La legalità – ha proseguito Miranda – è un sentimento innato nel cuore dell’uomo, e per certi versi è patrimonio genetico. A condizione che sia coltivata dalla educazione di famiglia e scuola, e dalle buone prassi delle istituzioni. Se famiglia, scuola e Stato forniscono buoni esempi di legalità i nostri figli cresceranno sapendo quali sono i comportamenti leciti e quali no.

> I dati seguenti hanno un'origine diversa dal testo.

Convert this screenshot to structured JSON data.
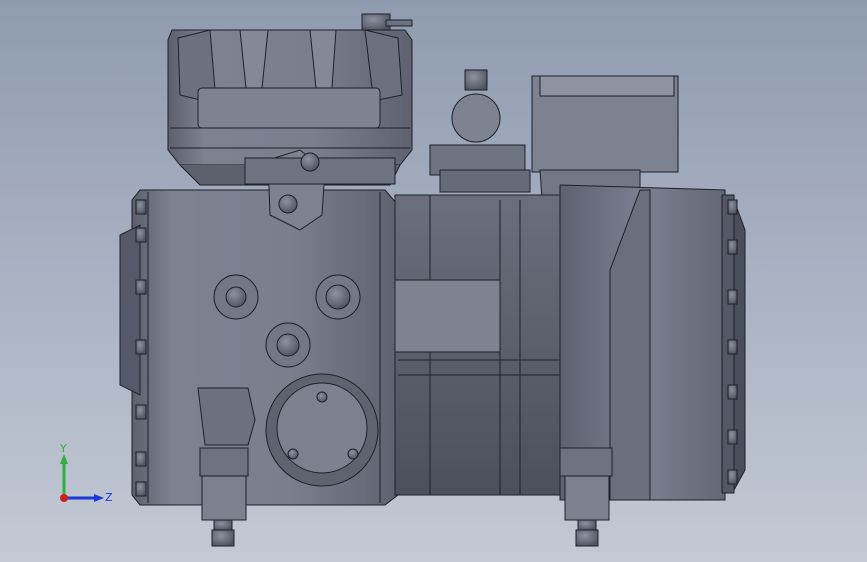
{
  "viewport": {
    "background_top": "#8f9bb0",
    "background_bottom": "#c3c9d4",
    "model_color": "#7a7f8e",
    "edge_color": "#1e2028"
  },
  "triad": {
    "x_axis_label": "",
    "y_axis_label": "Y",
    "z_axis_label": "Z",
    "y_color": "#2db03c",
    "z_color": "#1d3ad8",
    "x_color": "#d11c1c"
  }
}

Occorre creare una mentalità nuova, che sia rispettosa della legalità e non intimorita dal malaffare. Perché la paura e il timore, sono alleati dei delinquenti. Cittadini e Istituzioni devono fare ognuno la sua parte: le Istituzioni, per esempio, con un maggiore controllo dei commercianti abusivi e dei venditori di materiale contraffatto. I cittadini evitando di fare acquisti dagli abusivi e non ostruendo gli scivoli per disabili. Perché la legalità – ha concluso Miranda – si impara rispettando il codice della strada, e non solo il codice penale. Dobbiamo imparare ad essere rispettosi nel poco, per pretendere il rispetto della legalità nel molto. La legalità è un servizio alla collettività, non il dovere di un singolo. Dobbiamo operare insieme per contrapporre la legalità organizzata alla criminalità organizzata, dobbiamo opporre la luce di iniziative come questa di oggi al buio della criminalità, la nostra voce alta e sicura al silenzio cui vorrebbe ridurci la criminalità”.